Having empathy about the experiences that women go through while they are exercising their rights allows us to hear the individual experiences, something that has always been hugely important to the women’s movement. We cannot try to improve women’s experiences unless we actually take the time to hear what those experiences are.

 

Particularly in the realm of women’s health, we can both applaud someone for the fact that they have done something bold in their personal choices, while also recognizing that most health decisions and procedures come with some price and that we should be aware of that. We should recognize and celebrate that women go through complex thought processes surrounding their mental health.
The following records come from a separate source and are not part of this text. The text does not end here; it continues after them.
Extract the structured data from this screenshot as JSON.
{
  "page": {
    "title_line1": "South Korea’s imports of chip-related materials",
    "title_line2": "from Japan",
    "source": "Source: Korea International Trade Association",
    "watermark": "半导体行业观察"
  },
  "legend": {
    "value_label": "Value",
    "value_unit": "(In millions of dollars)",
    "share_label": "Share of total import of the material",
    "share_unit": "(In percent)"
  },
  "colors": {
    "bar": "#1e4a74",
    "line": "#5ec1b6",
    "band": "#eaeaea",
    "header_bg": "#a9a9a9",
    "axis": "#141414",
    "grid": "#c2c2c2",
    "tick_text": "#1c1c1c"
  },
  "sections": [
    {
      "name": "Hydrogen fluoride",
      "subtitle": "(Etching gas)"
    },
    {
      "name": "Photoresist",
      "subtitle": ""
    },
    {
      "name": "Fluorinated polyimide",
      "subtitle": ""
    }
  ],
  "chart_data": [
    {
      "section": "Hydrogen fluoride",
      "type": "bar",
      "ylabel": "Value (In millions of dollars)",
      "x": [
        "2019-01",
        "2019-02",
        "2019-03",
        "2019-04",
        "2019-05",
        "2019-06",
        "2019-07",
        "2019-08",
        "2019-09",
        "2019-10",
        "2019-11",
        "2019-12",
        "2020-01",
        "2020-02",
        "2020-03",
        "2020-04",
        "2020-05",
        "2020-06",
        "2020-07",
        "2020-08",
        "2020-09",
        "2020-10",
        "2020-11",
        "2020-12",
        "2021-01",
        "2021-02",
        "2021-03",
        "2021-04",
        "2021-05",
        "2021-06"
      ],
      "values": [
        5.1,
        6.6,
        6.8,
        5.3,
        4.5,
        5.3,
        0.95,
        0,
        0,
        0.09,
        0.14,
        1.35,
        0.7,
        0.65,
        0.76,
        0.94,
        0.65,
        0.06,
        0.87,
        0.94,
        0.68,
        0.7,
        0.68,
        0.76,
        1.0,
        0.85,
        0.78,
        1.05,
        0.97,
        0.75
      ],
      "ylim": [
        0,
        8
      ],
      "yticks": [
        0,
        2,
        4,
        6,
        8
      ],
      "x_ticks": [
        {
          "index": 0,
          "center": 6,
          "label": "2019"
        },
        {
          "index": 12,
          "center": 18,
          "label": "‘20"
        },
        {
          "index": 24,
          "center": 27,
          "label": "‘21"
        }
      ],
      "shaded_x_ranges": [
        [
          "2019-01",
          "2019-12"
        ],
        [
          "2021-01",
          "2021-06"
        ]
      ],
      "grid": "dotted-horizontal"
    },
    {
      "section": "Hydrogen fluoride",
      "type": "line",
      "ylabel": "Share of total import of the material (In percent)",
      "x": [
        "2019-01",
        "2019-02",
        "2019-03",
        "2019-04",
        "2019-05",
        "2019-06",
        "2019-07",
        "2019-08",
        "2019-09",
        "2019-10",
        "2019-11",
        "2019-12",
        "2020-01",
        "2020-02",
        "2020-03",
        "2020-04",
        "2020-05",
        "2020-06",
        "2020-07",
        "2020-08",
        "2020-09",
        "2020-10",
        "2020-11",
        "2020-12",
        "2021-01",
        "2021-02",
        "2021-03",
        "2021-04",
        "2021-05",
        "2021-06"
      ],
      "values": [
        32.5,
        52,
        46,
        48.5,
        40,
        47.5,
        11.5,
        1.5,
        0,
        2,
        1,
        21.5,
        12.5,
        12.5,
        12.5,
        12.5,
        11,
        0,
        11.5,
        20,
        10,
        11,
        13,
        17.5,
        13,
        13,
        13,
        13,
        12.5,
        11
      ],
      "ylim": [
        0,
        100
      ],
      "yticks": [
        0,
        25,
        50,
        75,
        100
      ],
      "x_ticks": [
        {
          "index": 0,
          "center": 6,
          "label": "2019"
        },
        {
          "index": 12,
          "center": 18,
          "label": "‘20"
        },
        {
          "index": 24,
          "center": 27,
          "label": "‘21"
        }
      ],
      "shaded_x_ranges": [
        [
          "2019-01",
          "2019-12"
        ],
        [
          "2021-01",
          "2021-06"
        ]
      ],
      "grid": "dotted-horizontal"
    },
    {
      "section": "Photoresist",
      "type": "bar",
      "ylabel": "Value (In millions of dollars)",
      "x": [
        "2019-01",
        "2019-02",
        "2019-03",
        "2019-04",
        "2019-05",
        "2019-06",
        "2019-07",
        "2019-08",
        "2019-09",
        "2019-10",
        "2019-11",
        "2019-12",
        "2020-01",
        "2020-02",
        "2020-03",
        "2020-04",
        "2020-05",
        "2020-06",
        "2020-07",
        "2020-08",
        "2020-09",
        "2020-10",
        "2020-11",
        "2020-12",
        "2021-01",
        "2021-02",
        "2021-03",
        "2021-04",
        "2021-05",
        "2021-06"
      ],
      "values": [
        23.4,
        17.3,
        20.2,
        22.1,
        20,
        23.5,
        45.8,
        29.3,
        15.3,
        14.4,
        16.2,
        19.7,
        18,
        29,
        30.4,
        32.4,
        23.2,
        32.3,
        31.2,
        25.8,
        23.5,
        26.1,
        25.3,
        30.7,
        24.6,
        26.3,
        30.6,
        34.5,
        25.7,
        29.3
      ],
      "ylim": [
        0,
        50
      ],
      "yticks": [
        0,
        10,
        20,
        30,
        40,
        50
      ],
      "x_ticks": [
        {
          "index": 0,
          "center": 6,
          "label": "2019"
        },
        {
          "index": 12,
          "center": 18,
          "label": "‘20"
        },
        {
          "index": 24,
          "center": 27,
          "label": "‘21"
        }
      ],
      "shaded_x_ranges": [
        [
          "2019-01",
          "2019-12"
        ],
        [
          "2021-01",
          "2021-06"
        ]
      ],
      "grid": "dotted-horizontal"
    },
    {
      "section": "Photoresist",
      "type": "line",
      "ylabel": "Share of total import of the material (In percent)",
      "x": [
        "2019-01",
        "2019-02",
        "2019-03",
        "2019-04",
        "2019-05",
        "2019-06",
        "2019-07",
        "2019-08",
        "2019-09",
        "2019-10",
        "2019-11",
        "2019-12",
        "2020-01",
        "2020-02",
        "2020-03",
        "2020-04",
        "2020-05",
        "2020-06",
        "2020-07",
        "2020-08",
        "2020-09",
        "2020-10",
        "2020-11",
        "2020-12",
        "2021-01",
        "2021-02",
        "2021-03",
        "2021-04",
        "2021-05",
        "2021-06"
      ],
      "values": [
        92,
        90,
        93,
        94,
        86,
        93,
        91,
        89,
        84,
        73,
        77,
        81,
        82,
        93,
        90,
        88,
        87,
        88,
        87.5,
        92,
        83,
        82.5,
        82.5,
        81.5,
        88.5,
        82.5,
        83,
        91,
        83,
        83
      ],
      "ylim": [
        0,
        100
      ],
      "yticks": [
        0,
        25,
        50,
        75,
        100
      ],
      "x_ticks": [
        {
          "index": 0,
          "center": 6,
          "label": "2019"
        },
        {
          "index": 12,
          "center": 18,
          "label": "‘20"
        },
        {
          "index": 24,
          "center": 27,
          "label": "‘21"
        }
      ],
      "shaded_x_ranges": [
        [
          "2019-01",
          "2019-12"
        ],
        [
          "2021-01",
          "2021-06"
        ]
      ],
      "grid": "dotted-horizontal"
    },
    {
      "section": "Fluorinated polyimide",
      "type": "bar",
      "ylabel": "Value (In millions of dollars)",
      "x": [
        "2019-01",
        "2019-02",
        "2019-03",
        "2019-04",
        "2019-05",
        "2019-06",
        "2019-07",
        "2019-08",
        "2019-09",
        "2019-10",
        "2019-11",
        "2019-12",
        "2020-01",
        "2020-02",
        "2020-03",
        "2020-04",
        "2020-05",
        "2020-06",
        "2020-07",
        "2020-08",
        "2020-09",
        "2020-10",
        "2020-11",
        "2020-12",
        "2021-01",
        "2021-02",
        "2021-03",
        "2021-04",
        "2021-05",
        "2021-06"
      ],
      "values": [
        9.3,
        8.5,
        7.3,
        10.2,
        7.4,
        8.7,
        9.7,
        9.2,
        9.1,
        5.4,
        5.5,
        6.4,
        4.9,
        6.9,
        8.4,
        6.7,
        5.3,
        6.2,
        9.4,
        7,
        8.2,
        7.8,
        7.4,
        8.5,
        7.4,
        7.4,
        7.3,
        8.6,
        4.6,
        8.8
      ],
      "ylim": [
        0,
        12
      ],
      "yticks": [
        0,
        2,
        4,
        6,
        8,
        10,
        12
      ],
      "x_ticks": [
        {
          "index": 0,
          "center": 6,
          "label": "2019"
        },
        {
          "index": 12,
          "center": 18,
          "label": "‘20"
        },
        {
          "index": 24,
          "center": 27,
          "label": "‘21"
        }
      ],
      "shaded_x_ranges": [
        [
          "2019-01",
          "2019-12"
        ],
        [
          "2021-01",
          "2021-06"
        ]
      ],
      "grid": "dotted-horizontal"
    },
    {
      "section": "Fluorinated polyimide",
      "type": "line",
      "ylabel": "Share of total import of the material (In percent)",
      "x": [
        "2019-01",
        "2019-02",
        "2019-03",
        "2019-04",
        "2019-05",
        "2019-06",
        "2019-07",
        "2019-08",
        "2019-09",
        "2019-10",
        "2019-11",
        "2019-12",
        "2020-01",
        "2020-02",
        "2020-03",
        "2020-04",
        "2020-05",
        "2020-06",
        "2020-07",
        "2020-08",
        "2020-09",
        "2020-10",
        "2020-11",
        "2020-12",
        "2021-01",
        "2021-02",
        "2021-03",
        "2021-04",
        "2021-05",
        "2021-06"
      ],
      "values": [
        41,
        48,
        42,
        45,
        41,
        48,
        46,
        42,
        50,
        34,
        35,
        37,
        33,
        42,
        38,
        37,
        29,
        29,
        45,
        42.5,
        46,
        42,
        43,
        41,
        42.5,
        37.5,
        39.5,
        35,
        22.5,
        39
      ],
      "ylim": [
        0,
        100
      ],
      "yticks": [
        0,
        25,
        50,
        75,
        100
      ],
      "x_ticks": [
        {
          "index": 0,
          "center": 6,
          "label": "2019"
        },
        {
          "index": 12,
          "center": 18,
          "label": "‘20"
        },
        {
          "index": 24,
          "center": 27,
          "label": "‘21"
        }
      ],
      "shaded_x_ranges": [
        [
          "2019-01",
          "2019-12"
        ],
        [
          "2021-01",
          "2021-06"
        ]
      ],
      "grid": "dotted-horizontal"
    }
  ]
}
We should make it HARD for conservatives to view us as stupid little womens who don’t know anything about their own health and who just frivolously run around cutting pieces of ourselves off. We should respect each other enough to make thoughtfulness (without tragedy) part of the dialogue about women’s health. It’s something that is often missing. More often we hear about morality, or about rights, or about access, or about money. Rarely do we stop and listen to deliberations that women have to go through in order to make their healthcare decisions, particularly when they are in oppressive situations that limit their access. When thoughtfulness does come into the dialogue, it’s often as a way of casting women’s healthcare and health choices as something tragic, difficult, or heartbreaking in a way that men’s health is not (few people talk about how thought-filled the decision to get a vasectomy is, despite the fact that people probably put a great deal of thought into it).

 

Indeed the idea that “thoughtful” necessarily means difficult is simply wrong and unhelpful. We are thoughtful about many things. Sometimes they’re difficult and also positive (deciding where to go to college), sometimes they’re difficult and heartbreaking (whether to pull the plug on a dying relative) sometimes they’re not difficult at all and they’re just great (like trying to decide which flavor of cupcake to buy…that takes a lot of thought let me tell you) and sometimes they’re not difficult but they kind of suck anyway (like choosing to get a pap smear, which I always think about and always know what I’m going to answer and always hate the answer to anyway). We think about all kinds of things and we make decisions based on thought processes all the time. Saying that something requires thought or reflection doesn’t necessarily mean that we don’t know what we’re going to answer or that it will hurt us or that it will have a negative consequence. It just means we wanted to make sure it was the right decision.

 

We need to create space for the ways that women actively navigate their lives, and the balance that they must constantly keep between their personal needs, their personal decision making, and the societal pressures around them. We need to keep in mind that while a woman might have really loved getting that abortion because it was exactly the right thing in her life, there are social repercussions and we should be empathetic to that. We need to keep in mind all the sacrifices that women make nearly every time they make a choice about how to exercise their autonomy. And the more we do this, the less we will have black and white thinking and dichotomies, and the more we will have a conscientious dialogue with other women about how frustrating it is to navigate the world we live in, in which there are almost no “right” choices, only better choices. I think that definitionally, as women, nearly every decision we make has to be thoughtful (obviously there are some exceptions, but when you’re part of an oppressed group you’re forced to be more conscious of your decisions). And because of this, we are always aware of the costs and the benefits of our decisions. Now we need to start recognizing that process in others.